Number of rows drastically increased of upgrade to Percona MySQL 8.0.34


Recently I have upgraded one of the replica to new version Percona MySQL 8.0.34 , after that I have modified tables CHARSET and collation as well.

For many tables the number of rows have increased after altering table to change charset and collation.

While I understand pt-table-sync and pt-table-checksum are helpful , I am trying to understand potential cause

and what would better approach to check what are the differences.

Hello @virin_t. That’s impossible. Rows are not magically created when you change character sets, or collations. Did you perhaps mean row size? or table size on disk?

Please show some evidence using COUNT(*) of the table before changing character set and after changing.

Hi @matthewb

I understand, I was kind of surprised as well. I understand that there might difference of table size (as we are changing charset) and other possible reasons, but I am telling about number of rows only

below is one of the examples

orders_quotes_data | utf8mb3_general_ci | 211.61 | 40751651 |

| Table | Size in GB | Total Rows |
| orders_quotes_data | 292.54 | 62290700 |

I remember doing pt-online schema change for the above table to alter charset

Could you please use COUNT(*)? There is no way that changing the character set added 22 million rows.

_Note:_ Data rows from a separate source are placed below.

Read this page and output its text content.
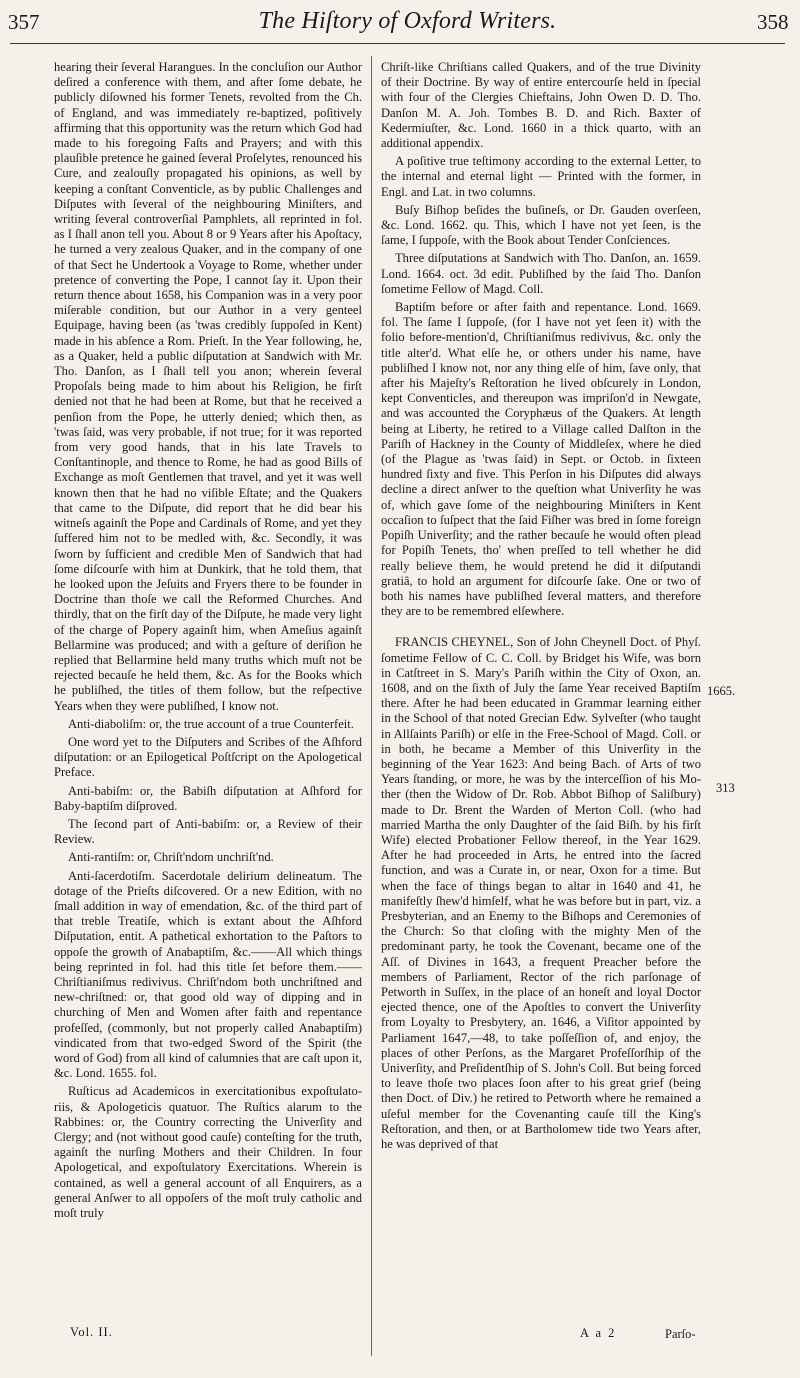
357	The Hiſtory of Oxford Writers.	358

hearing their ſeveral Harangues. In the concluſion our Author deſired a conference with them, and after ſome debate, he publicly diſowned his former Tenets, revolted from the Ch. of England, and was immediately re-baptized, poſitively affirming that this opportunity was the return which God had made to his foregoing Faſts and Prayers; and with this plauſible pretence he gained ſeveral Proſelytes, renounced his Cure, and zealouſly propagated his opinions, as well by keeping a conſtant Conventicle, as by public Challenges and Diſputes with ſeveral of the neighbouring Miniſters, and writing ſeveral controverſial Pamphlets, all reprinted in fol. as I ſhall anon tell you. About 8 or 9 Years after his Apoſtacy, he turned a very zealous Quaker, and in the company of one of that Sect he Undertook a Voyage to Rome, whether under pretence of converting the Pope, I cannot ſay it. Upon their return thence about 1658, his Companion was in a very poor miſerable condition, but our Author in a very genteel Equipage, having been (as 'twas credibly ſuppoſed in Kent) made in his abſence a Rom. Prieſt. In the Year following, he, as a Quaker, held a public diſputation at Sandwich with Mr. Tho. Danſon, as I ſhall tell you anon; wherein ſeveral Propoſals being made to him about his Religion, he firſt denied not that he had been at Rome, but that he received a penſion from the Pope, he utterly denied; which then, as 'twas ſaid, was very probable, if not true; for it was reported from very good hands, that in his late Travels to Conſtantinople, and thence to Rome, he had as good Bills of Exchange as moſt Gentlemen that travel, and yet it was well known then that he had no viſible Eſtate; and the Quakers that came to the Diſpute, did report that he did bear his witneſs againſt the Pope and Cardinals of Rome, and yet they ſuffered him not to be medled with, &c. Secondly, it was ſworn by ſufficient and credible Men of Sandwich that had ſome diſcourſe with him at Dunkirk, that he told them, that he looked upon the Jeſuits and Fryers there to be founder in Doctrine than thoſe we call the Reformed Churches. And thirdly, that on the firſt day of the Diſpute, he made very light of the charge of Popery againſt him, when Ameſius againſt Bellarmine was produced; and with a geſture of deriſion he replied that Bellarmine held many truths which muſt not be rejected becauſe he held them, &c. As for the Books which he publiſhed, the titles of them follow, but the reſpective Years when they were publiſhed, I know not.

Anti-diaboliſm: or, the true account of a true Counterfeit.

One word yet to the Diſputers and Scribes of the Aſhford diſputation: or an Epilogetical Poſtſcript on the Apologetical Preface.

Anti-babiſm: or, the Babiſh diſputation at Aſhford for Baby-baptiſm diſproved.

The ſecond part of Anti-babiſm: or, a Review of their Review.

Anti-rantiſm: or, Chriſt'ndom unchriſt'nd.

Anti-ſacerdotiſm. Sacerdotale delirium delineatum. The dotage of the Prieſts diſcovered. Or a new Edition, with no ſmall addition in way of emendation, &c. of the third part of that treble Treatiſe, which is extant about the Aſhford Diſputation, entit. A pathetical exhortation to the Paſtors to oppoſe the growth of Anabaptiſm, &c.——All which things being reprinted in fol. had this title ſet before them.——Chriſtianiſmus redivivus. Chriſt'ndom both unchriſtned and new-chriſtned: or, that good old way of dipping and in churching of Men and Women after faith and repentance profeſſed, (commonly, but not properly called Anabaptiſm) vindicated from that two-edged Sword of the Spirit (the word of God) from all kind of calumnies that are caſt upon it, &c. Lond. 1655. fol.

Ruſticus ad Academicos in exercitationibus expoſtulatoriis, & Apologeticis quatuor. The Ruſtics alarum to the Rabbines: or, the Country correcting the Univerſity and Clergy; and (not without good cauſe) conteſting for the truth, againſt the nurſing Mothers and their Children. In four Apologetical, and expoſtulatory Exercitations. Wherein is contained, as well a general account of all Enquirers, as a general Anſwer to all oppoſers of the moſt truly catholic and moſt truly

Chriſt-like Chriſtians called Quakers, and of the true Divinity of their Doctrine. By way of entire entercourſe held in ſpecial with four of the Clergies Chieftains, John Owen D. D. Tho. Danſon M. A. Joh. Tombes B. D. and Rich. Baxter of Kedermiuſter, &c. Lond. 1660 in a thick quarto, with an additional appendix.

A poſitive true teſtimony according to the external Letter, to the internal and eternal light — Printed with the former, in Engl. and Lat. in two columns.

Buſy Biſhop beſides the buſineſs, or Dr. Gauden overſeen, &c. Lond. 1662. qu. This, which I have not yet ſeen, is the ſame, I ſuppoſe, with the Book about Tender Conſciences.

Three diſputations at Sandwich with Tho. Danſon, an. 1659. Lond. 1664. oct. 3d edit. Publiſhed by the ſaid Tho. Danſon ſometime Fellow of Magd. Coll.

Baptiſm before or after faith and repentance. Lond. 1669. fol. The ſame I ſuppoſe, (for I have not yet ſeen it) with the folio before-mention'd, Chriſtianiſmus redivivus, &c. only the title alter'd. What elſe he, or others under his name, have publiſhed I know not, nor any thing elſe of him, ſave only, that after his Majeſty's Reſtoration he lived obſcurely in London, kept Conventicles, and thereupon was impriſon'd in Newgate, and was accounted the Coryphæus of the Quakers. At length being at Liberty, he retired to a Village called Dalſton in the Pariſh of Hackney in the County of Middleſex, where he died (of the Plague as 'twas ſaid) in Sept. or Octob. in ſixteen hundred ſixty and five. This Perſon in his Diſputes did always decline a direct anſwer to the queſtion what Univerſity he was of, which gave ſome of the neighbouring Miniſters in Kent occaſion to ſuſpect that the ſaid Fiſher was bred in ſome foreign Popiſh Univerſity; and the rather becauſe he would often plead for Popiſh Tenets, tho' when preſſed to tell whether he did really believe them, he would pretend he did it diſputandi gratiâ, to hold an argument for diſcourſe ſake. One or two of both his names have publiſhed ſeveral matters, and therefore they are to be remembred elſewhere.

FRANCIS CHEYNEL, Son of John Cheynell Doct. of Phyſ. ſometime Fellow of C. C. Coll. by Bridget his Wife, was born in Catſtreet in S. Mary's Pariſh within the City of Oxon, an. 1608, and on the ſixth of July the ſame Year received Baptiſm there. After he had been educated in Grammar learning either in the School of that noted Grecian Edw. Sylveſter (who taught in Allſaints Pariſh) or elſe in the Free-School of Magd. Coll. or in both, he became a Member of this Univerſity in the beginning of the Year 1623: And being Bach. of Arts of two Years ſtanding, or more, he was by the interceſſion of his Mother (then the Widow of Dr. Rob. Abbot Biſhop of Saliſbury) made to Dr. Brent the Warden of Merton Coll. (who had married Martha the only Daughter of the ſaid Biſh. by his firſt Wife) elected Probationer Fellow thereof, in the Year 1629. After he had proceeded in Arts, he entred into the ſacred function, and was a Curate in, or near, Oxon for a time. But when the face of things began to altar in 1640 and 41, he manifeſtly ſhew'd himſelf, what he was before but in part, viz. a Presbyterian, and an Enemy to the Biſhops and Ceremonies of the Church: So that cloſing with the mighty Men of the predominant party, he took the Covenant, became one of the Aſſ. of Divines in 1643, a frequent Preacher before the members of Parliament, Rector of the rich parſonage of Petworth in Suſſex, in the place of an honeſt and loyal Doctor ejected thence, one of the Apoſtles to convert the Univerſity from Loyalty to Presbytery, an. 1646, a Viſitor appointed by Parliament 1647,—48, to take poſſeſſion of, and enjoy, the places of other Perſons, as the Margaret Profeſſorſhip of the Univerſity, and Preſidentſhip of S. John's Coll. But being forced to leave thoſe two places ſoon after to his great grief (being then Doct. of Div.) he retired to Petworth where he remained a uſeful member for the Covenanting cauſe till the King's Reſtoration, and then, or at Bartholomew tide two Years after, he was deprived of that

1665.
313
Vol. II.	A a 2	Parſo-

Hmm. Ok. There’s a possibility here that some rows could have been duplicated due to the triggers that pt-osc uses to keep the shadow table and original table in sync. Can you provide the full command used? Can you provide the CREATE TABLE for this table?

Hi @matthewb

here is the command that was used

pt-online-schema-change \
  --alter="CONVERT TO CHARACTER SET utf8mb4 COLLATE utf8mb4_general_ci" \
  --max-load threads_running=500 \
  --max-lag=30 \
  --set-vars lock_wait_timeout=1,foreign_key_checks=0,sql_log_bin=0 \
  --no-check-replication-filters \
  --no-drop-old-table \
  --execute \
  h=XXXXX,D=XXXXXXXX,t=orders_quotes_data 2>&1 | tee -a /tmp/orders_quotes_data_pt-osc_dryrun.log

show create table after charset update

  CREATE TABLE `orders_quotes_data` (
  `id` int unsigned NOT NULL DEFAULT '0',
  `one_id` bigint unsigned DEFAULT NULL,
  `is_persisted` tinyint unsigned NOT NULL DEFAULT '0',
  `xxx` mediumblob,
  `info` blob,
  PRIMARY KEY (`order_id`)

Hi virin_t!

The correct way to check the amount of rows is to do a “select count(*)” (do note that this will trigger a full table scan and cause very high disk read activity. Execute outside business hours).

The above outputs you showed look like from “information_schema” (IS). IS will only show estimate information and might have outdated information. Rebuilding the table might have refreshed the metadata and thus showing a different result/size.

If both count(*) and pt-table-checksum shows the correct amount of rows in both primary and replica then the most likely explanation is that the metadata from the table was outdated. Else let us know


1 Like